Вздрогнув от неожиданного удара, Скиф споткнулся и потерял равновесие. Пробуя удержаться на ногах, он, миновав Демофила, сделал еще два шага и почувствовал, что кувшин, полный вина, не давит уже на плечо прежней тяжестью.
«Падает!» – судорожно сжимая круглые стенки сосуда, успел он подумать и, поняв всю бесполезность своих запоздалых потуг, расслабил руки, обернулся.
Кувшин упал на вымощенную камнями землю и разбился. Вино окатило ноги Скифа, светлыми брызгами плеснулось на хозяина. Амфора выскользнула из рук испуганного юноши и с мелодичным звоном рассыпалась на мелкие кусочки.
Рабы, по своему горькому опыту знающие, что последует далее, кто с сочувствием, кто с интересом, а кто и со злорадством взглянули мельком на Скифа и продолжали двигаться в прежнем темпе.
Скиф нагнулся, взял за ручку осколок горлышка, выпрямился и, подняв глаза на Демофила, увидел перед собой холеное, несущее в глубоких морщинах отпечаток буйства страстей, искаженное свирепостью лицо.

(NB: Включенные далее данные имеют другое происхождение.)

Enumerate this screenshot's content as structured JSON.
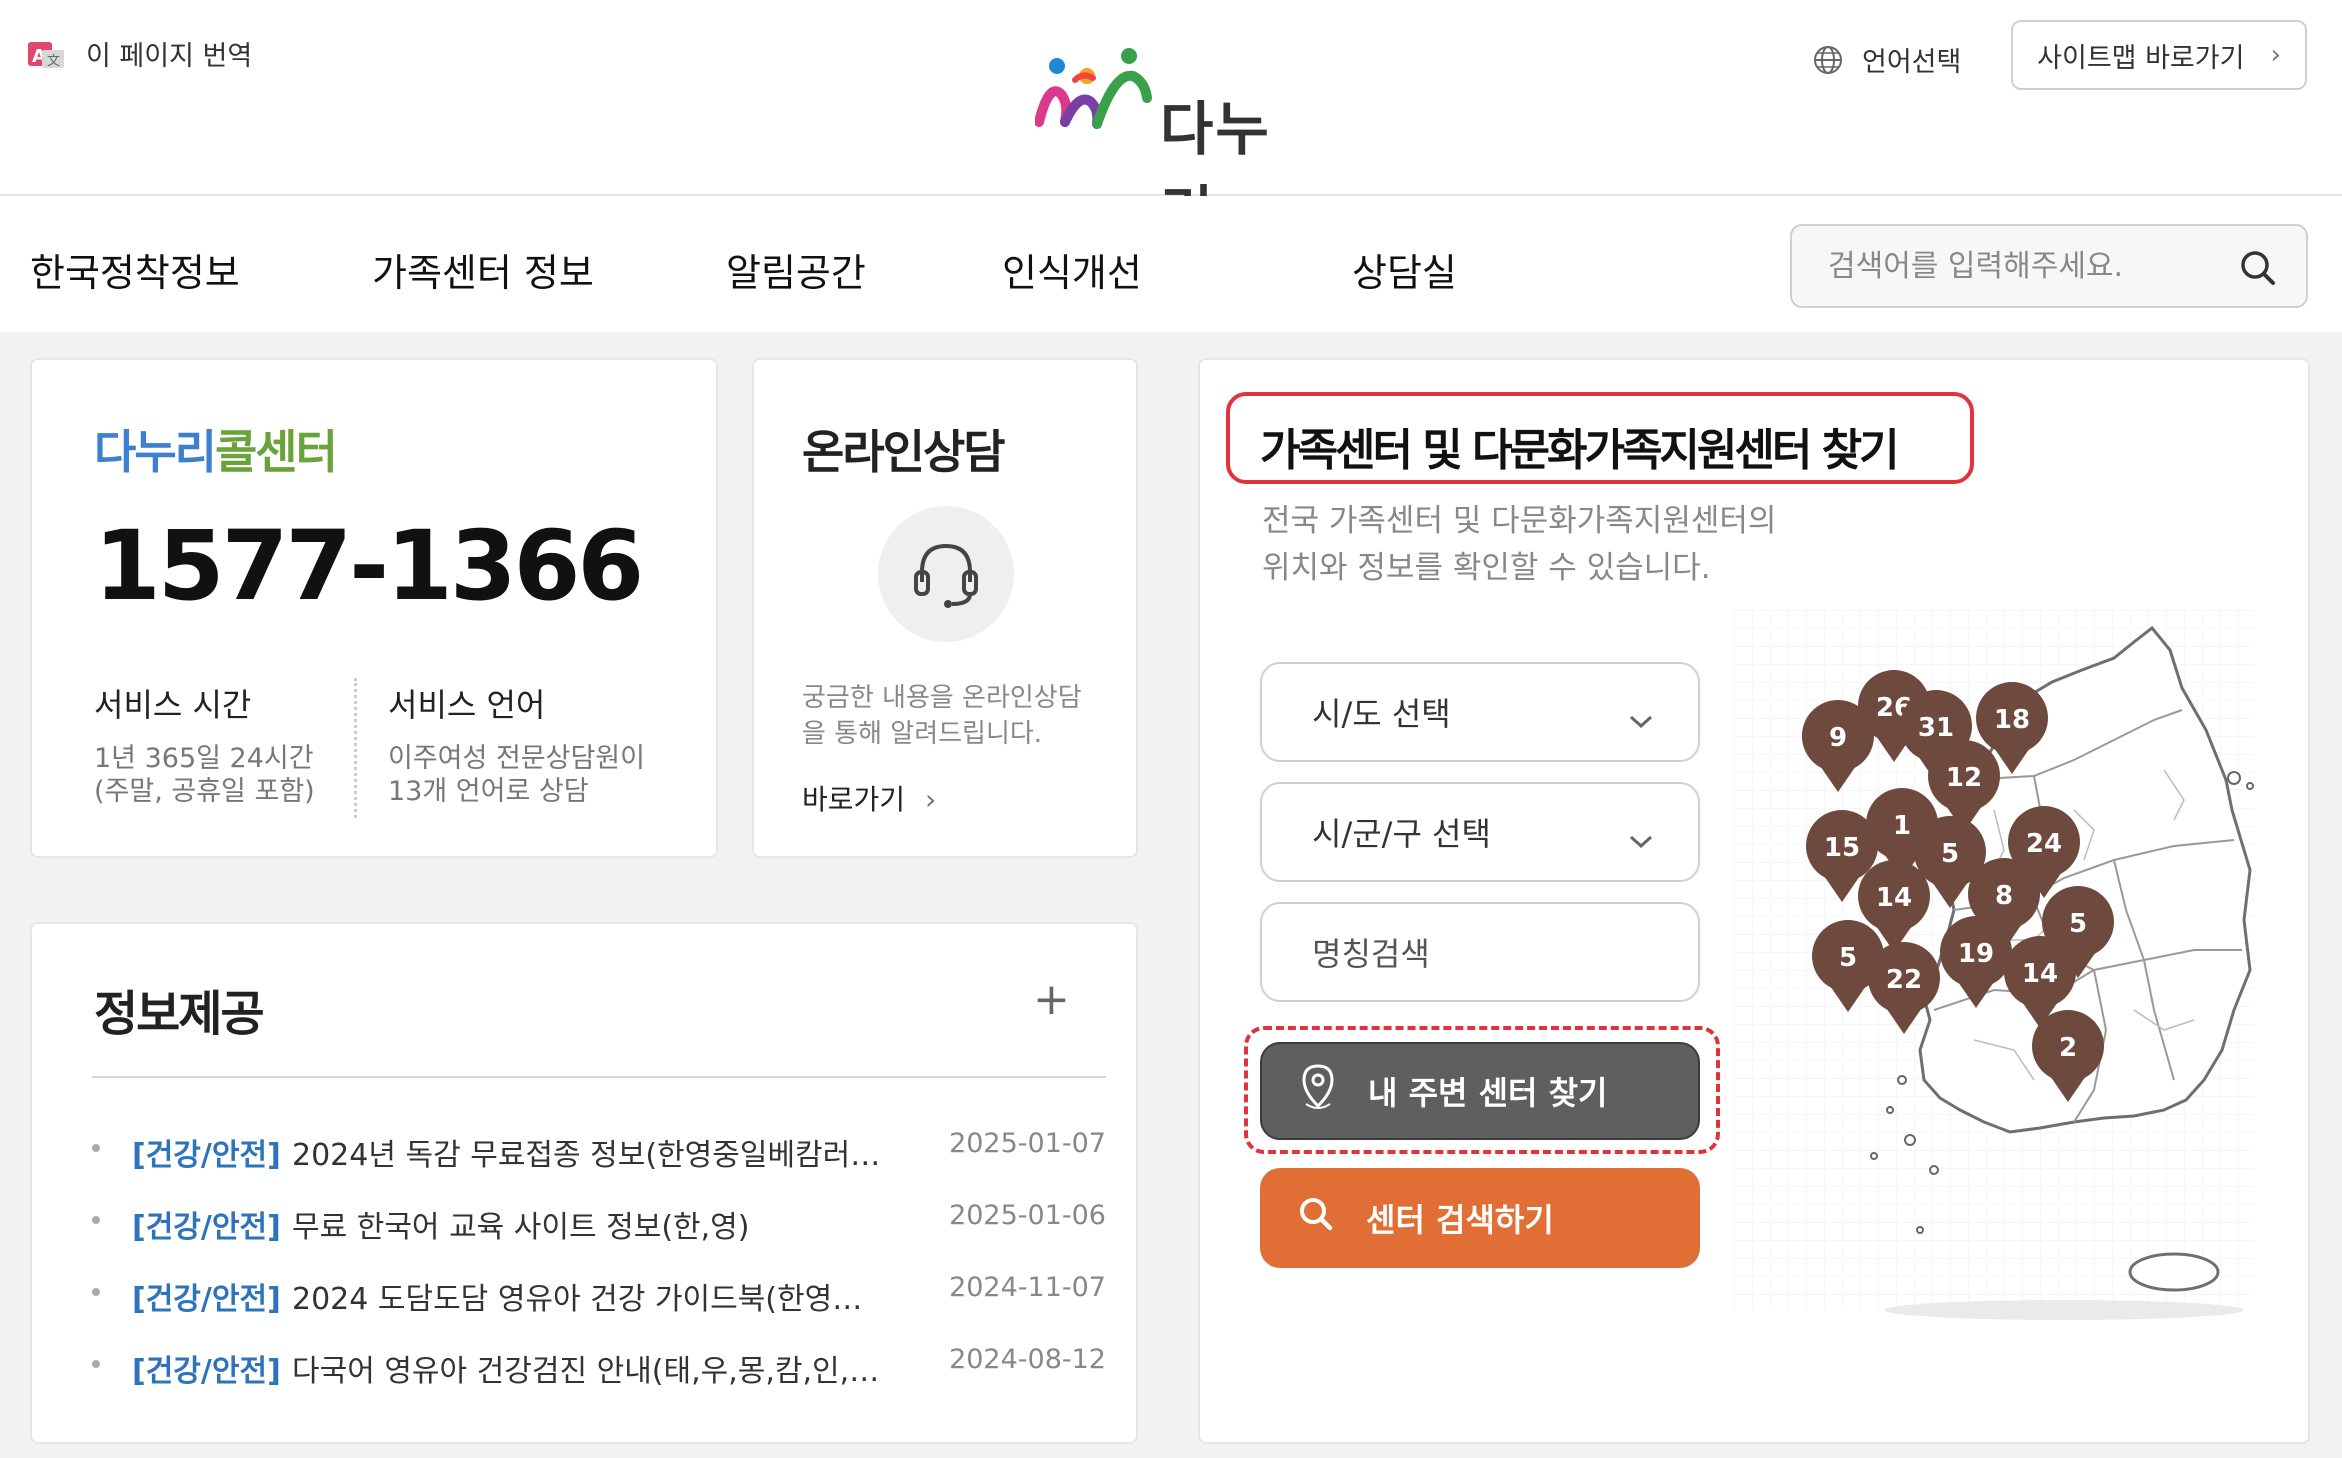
{
  "header": {
    "translate_label": "이 페이지 번역",
    "logo_text": "다누리",
    "language_label": "언어선택",
    "sitemap_label": "사이트맵 바로가기"
  },
  "nav": {
    "items": [
      "한국정착정보",
      "가족센터 정보",
      "알림공간",
      "인식개선",
      "상담실"
    ],
    "search_placeholder": "검색어를 입력해주세요."
  },
  "call_center": {
    "title_part1": "다누리",
    "title_part2": "콜센터",
    "phone": "1577-1366",
    "service_time_title": "서비스 시간",
    "service_time_line1": "1년 365일 24시간",
    "service_time_line2": "(주말, 공휴일 포함)",
    "service_lang_title": "서비스 언어",
    "service_lang_line1": "이주여성 전문상담원이",
    "service_lang_line2": "13개 언어로 상담"
  },
  "online": {
    "title": "온라인상담",
    "desc_line1": "궁금한 내용을 온라인상담",
    "desc_line2": "을 통해 알려드립니다.",
    "link_label": "바로가기"
  },
  "info": {
    "title": "정보제공",
    "plus": "+",
    "items": [
      {
        "category": "[건강/안전]",
        "text": "2024년 독감 무료접종 정보(한영중일베캄러…",
        "date": "2025-01-07"
      },
      {
        "category": "[건강/안전]",
        "text": "무료 한국어 교육 사이트 정보(한,영)",
        "date": "2025-01-06"
      },
      {
        "category": "[건강/안전]",
        "text": "2024 도담도담 영유아 건강 가이드북(한영…",
        "date": "2024-11-07"
      },
      {
        "category": "[건강/안전]",
        "text": "다국어 영유아 건강검진 안내(태,우,몽,캄,인,…",
        "date": "2024-08-12"
      }
    ]
  },
  "finder": {
    "title": "가족센터 및 다문화가족지원센터 찾기",
    "desc_line1": "전국 가족센터 및 다문화가족지원센터의",
    "desc_line2": "위치와 정보를 확인할 수 있습니다.",
    "sido_select": "시/도 선택",
    "sigungu_select": "시/군/구 선택",
    "name_search_placeholder": "명칭검색",
    "nearby_button": "내 주변 센터 찾기",
    "search_button": "센터 검색하기",
    "map_pins": [
      "9",
      "26",
      "31",
      "18",
      "12",
      "1",
      "15",
      "5",
      "24",
      "14",
      "8",
      "5",
      "19",
      "14",
      "5",
      "22",
      "2"
    ]
  },
  "colors": {
    "accent_orange": "#e06e35",
    "pin_brown": "#6e4a3e",
    "highlight_red": "#e0333b",
    "link_blue": "#2d74bb"
  }
}
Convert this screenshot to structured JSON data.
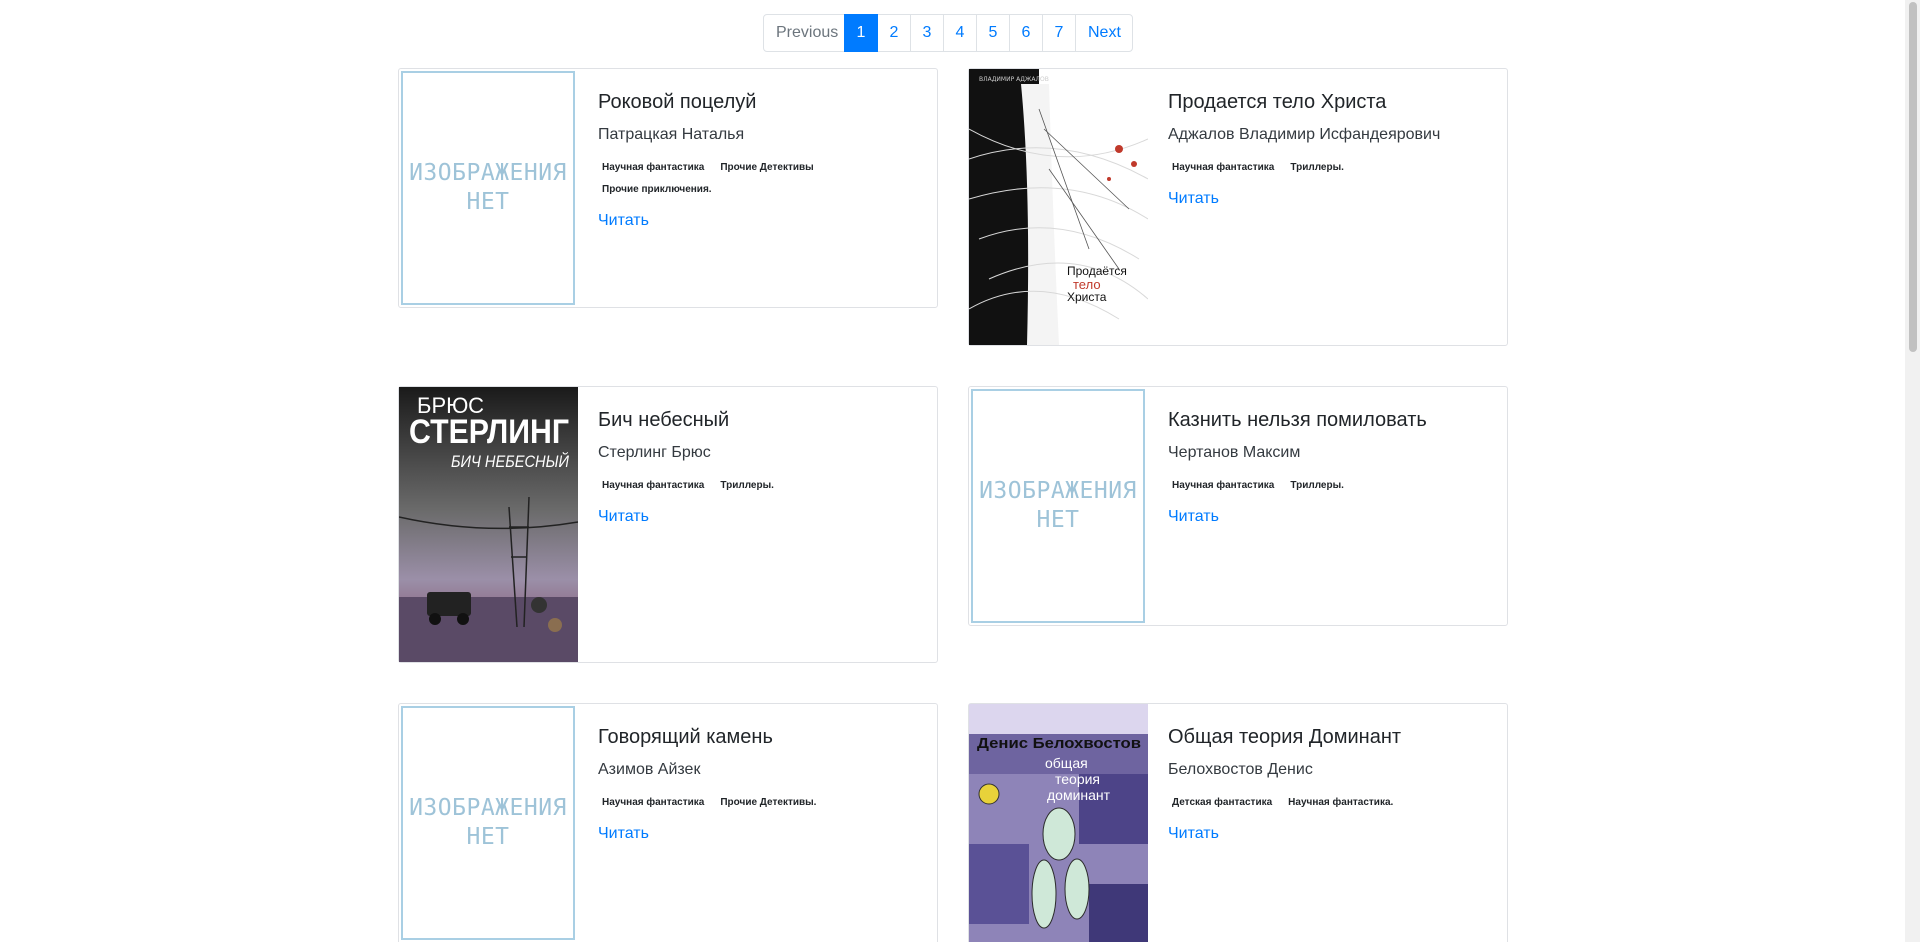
{
  "pagination": {
    "previous_label": "Previous",
    "pages": [
      "1",
      "2",
      "3",
      "4",
      "5",
      "6",
      "7"
    ],
    "active_page": "1",
    "next_label": "Next"
  },
  "placeholder_cover": {
    "line1": "ИЗОБРАЖЕНИЯ",
    "line2": "НЕТ"
  },
  "books": [
    {
      "title": "Роковой поцелуй",
      "author": "Патрацкая Наталья",
      "tags": [
        "Научная фантастика",
        "Прочие Детективы",
        "Прочие приключения."
      ],
      "read_label": "Читать"
    },
    {
      "title": "Продается тело Христа",
      "author": "Аджалов Владимир Исфандеярович",
      "tags": [
        "Научная фантастика",
        "Триллеры."
      ],
      "read_label": "Читать",
      "cover_text": {
        "top": "ВЛАДИМИР АДЖАЛОВ",
        "line1": "Продаётся",
        "line2": "тело",
        "line3": "Христа"
      }
    },
    {
      "title": "Бич небесный",
      "author": "Стерлинг Брюс",
      "tags": [
        "Научная фантастика",
        "Триллеры."
      ],
      "read_label": "Читать",
      "cover_text": {
        "line1": "БРЮС",
        "line2": "СТЕРЛИНГ",
        "line3": "БИЧ НЕБЕСНЫЙ"
      }
    },
    {
      "title": "Казнить нельзя помиловать",
      "author": "Чертанов Максим",
      "tags": [
        "Научная фантастика",
        "Триллеры."
      ],
      "read_label": "Читать"
    },
    {
      "title": "Говорящий камень",
      "author": "Азимов Айзек",
      "tags": [
        "Научная фантастика",
        "Прочие Детективы."
      ],
      "read_label": "Читать"
    },
    {
      "title": "Общая теория Доминант",
      "author": "Белохвостов Денис",
      "tags": [
        "Детская фантастика",
        "Научная фантастика."
      ],
      "read_label": "Читать",
      "cover_text": {
        "top": "Денис Белохвостов",
        "line1": "общая",
        "line2": "теория",
        "line3": "доминант"
      }
    }
  ],
  "colors": {
    "accent": "#007bff",
    "placeholder_text": "#9ec3d8",
    "placeholder_border": "#a9cfe4",
    "card_border": "#dfe1e5"
  }
}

Тонкие губы чуть шевелились и властно произнесли короткое, страшное слово «оймодзе» – стони, которое уже тем только, что оно произнесено, вело за собой неотвратимое наказание: будут бить плетьми или душить, давить или вздернут на дыбу, жечь или крутить суставы, уксус в ноздри лить или сдирать кожу – будут карать!
Демофил не скрывал своей враждебности и Скиф, встретив этот взгляд, вспомнил поле брани, вспомнил глаза врагов и почувствовал как тело его будто подобралось, проверяя готовность мышц к решительному, последнему смертельному удару в прыжке. Ему показалось, что он снова воин, что в руках у него меч.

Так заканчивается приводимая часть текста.